Sleepers' Guilt - Kilesa

13 songs
77:46 minutes
***** ****


After two EPs and changing the vocalist which engendered a stylistic change, it’s finally time for the first longplayer of Luxembourgish metal band Sleepers’ Guilt. They still play vigorous power metal, but due to the raw vocals, there are also elements of melodic death metal to be made out. Kilesa, which has become a double CD album, has been financed by a successful crowdfunding campaign.
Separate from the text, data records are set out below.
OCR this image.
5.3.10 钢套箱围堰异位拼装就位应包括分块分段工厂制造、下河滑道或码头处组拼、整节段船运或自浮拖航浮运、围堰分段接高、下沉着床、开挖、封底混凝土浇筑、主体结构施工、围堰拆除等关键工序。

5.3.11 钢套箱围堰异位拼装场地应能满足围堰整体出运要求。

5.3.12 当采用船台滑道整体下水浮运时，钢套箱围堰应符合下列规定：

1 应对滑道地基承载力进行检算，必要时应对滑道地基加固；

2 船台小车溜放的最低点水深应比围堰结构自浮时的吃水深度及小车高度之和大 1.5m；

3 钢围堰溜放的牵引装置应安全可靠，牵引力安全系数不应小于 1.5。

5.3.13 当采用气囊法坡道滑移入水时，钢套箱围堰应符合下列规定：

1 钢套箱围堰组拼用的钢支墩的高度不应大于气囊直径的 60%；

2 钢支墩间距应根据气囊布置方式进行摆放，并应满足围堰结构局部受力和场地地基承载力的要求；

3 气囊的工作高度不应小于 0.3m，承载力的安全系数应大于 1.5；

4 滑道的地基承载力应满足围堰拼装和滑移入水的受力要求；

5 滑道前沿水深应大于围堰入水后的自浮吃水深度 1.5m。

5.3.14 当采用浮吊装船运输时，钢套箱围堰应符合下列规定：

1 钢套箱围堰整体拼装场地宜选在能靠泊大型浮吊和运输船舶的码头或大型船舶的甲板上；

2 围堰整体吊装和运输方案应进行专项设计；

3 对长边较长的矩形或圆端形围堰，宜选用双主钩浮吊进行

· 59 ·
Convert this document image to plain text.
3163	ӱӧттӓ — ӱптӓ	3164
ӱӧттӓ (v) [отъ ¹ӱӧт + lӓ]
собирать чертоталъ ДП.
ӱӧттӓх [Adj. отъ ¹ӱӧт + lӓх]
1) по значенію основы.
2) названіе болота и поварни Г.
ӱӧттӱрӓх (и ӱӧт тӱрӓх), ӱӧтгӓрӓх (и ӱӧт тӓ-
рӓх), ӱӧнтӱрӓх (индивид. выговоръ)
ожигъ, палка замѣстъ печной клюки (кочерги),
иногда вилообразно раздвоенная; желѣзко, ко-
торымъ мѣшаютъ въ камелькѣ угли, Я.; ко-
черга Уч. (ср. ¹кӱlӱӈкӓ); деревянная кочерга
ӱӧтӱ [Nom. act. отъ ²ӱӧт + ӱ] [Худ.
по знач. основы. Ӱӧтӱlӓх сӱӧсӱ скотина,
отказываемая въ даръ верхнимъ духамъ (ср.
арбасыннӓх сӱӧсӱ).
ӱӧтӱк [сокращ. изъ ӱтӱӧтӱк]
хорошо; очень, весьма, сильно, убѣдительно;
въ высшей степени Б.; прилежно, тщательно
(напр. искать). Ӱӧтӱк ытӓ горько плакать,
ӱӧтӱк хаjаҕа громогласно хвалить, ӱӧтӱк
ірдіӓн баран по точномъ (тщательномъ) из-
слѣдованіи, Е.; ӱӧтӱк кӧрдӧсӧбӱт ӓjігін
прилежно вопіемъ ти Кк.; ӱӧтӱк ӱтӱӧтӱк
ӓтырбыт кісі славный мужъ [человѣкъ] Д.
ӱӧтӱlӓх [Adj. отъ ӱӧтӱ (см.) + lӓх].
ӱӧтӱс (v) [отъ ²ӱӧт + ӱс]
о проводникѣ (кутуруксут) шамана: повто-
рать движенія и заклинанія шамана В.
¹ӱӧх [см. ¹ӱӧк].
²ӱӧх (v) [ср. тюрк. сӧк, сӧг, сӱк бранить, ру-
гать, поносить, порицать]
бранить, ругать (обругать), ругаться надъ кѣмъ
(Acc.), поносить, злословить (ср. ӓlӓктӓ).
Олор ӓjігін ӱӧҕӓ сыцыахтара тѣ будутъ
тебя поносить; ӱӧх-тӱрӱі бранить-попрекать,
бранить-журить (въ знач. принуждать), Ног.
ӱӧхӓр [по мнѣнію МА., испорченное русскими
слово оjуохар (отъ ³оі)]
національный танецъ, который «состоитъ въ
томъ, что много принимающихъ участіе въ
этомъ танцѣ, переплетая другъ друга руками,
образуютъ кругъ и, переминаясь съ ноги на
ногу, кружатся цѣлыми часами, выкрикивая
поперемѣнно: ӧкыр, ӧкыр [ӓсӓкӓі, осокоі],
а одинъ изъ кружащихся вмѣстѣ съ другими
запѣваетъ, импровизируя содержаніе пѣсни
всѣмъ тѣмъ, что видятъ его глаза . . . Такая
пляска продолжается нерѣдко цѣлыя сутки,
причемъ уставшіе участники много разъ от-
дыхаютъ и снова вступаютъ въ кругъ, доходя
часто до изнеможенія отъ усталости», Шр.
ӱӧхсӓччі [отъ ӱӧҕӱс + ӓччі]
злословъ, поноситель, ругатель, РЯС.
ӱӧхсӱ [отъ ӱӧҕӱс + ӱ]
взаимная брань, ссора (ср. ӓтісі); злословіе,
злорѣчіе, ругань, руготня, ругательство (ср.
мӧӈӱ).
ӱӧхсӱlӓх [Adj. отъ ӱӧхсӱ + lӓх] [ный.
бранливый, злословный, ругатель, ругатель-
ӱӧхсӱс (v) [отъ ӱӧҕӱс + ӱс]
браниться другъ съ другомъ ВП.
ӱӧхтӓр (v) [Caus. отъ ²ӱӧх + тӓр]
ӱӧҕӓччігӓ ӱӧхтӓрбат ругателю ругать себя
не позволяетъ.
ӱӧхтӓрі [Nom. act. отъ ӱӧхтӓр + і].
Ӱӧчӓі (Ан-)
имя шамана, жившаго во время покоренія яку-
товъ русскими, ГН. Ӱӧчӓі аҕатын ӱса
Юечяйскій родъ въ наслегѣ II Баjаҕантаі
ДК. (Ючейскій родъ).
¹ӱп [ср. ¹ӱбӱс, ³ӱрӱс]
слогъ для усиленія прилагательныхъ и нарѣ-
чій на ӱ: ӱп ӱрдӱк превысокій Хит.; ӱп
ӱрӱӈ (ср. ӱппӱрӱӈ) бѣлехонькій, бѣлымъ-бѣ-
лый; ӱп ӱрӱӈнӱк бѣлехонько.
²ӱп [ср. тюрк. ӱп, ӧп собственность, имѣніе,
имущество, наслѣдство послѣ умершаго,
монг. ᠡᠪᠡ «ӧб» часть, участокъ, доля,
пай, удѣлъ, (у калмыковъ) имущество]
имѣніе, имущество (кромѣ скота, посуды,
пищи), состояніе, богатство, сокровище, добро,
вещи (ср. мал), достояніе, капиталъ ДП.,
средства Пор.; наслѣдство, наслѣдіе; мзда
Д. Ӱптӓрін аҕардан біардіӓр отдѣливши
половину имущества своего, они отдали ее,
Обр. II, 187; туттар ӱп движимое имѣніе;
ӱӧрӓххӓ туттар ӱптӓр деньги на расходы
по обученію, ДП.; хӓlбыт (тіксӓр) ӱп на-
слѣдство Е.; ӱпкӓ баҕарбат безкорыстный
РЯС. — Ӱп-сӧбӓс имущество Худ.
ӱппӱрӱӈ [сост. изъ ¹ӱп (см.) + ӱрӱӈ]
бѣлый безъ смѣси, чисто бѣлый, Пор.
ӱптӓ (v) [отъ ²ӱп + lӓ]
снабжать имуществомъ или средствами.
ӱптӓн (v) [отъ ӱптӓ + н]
The line-up is still the same as the one on the preceding EP Road Of Emptiness from 2013. Sleepers’ Guilt start the new album with Sense Of An Ending whose fat guitar riffs immediately caught my attention. The constant growls make the band sound even more brutal than ever, and yet there are enough melodic components, like the incredible guitar duels. Next up is the band’s first video release Two Words, a very catchy but still also powerful song that reminds me a little of Amon Amarth. Things become even relaxed on the beginning of Angel Eyes, whose mellow guitar intro is followed by some deft extreme metal. The first nine songs belong together, as they don’t belong to the Kilesa concept of the album. Evil growls, tons of pace changes, brutal riffs and playful guitars make sure that the listener is entertained from beginning to end. There are few exceptions, like for instance the clean vocals on Teardrop Bullets that show the band from their catchiest side. The first disc ends with the excellently arranged hymn Supernova and the three minute instrumental Not For Words that is a good showcase for the guitarists.

The second disc contains the epic thirty-one minute title track Kilesa which has been subdivided into three parts, for convenience’s sake. Here vocalist Schaul is joined by Noémie Leer of symphonic metal band Elysian Gates. The dual vocals plus the violin talents of Noémie make this half hour track even more suspenseful than one might have expected. The final third of the song even gets a commercial excursion that makes for a good surprise.

Sleepers’ Guilt has a lot of ambition for Kilesa, and it paid off. I had never any doubts of the musicians’ talents, and am happy to say that vocalist Schaul made enormous progress over the last years and feels now better integrated into the band. The addition of the guest vocalist plus the courage to tackle a half hour song are further aspects that make Kilesa even better. Demanding metal fans will be utterly delighted.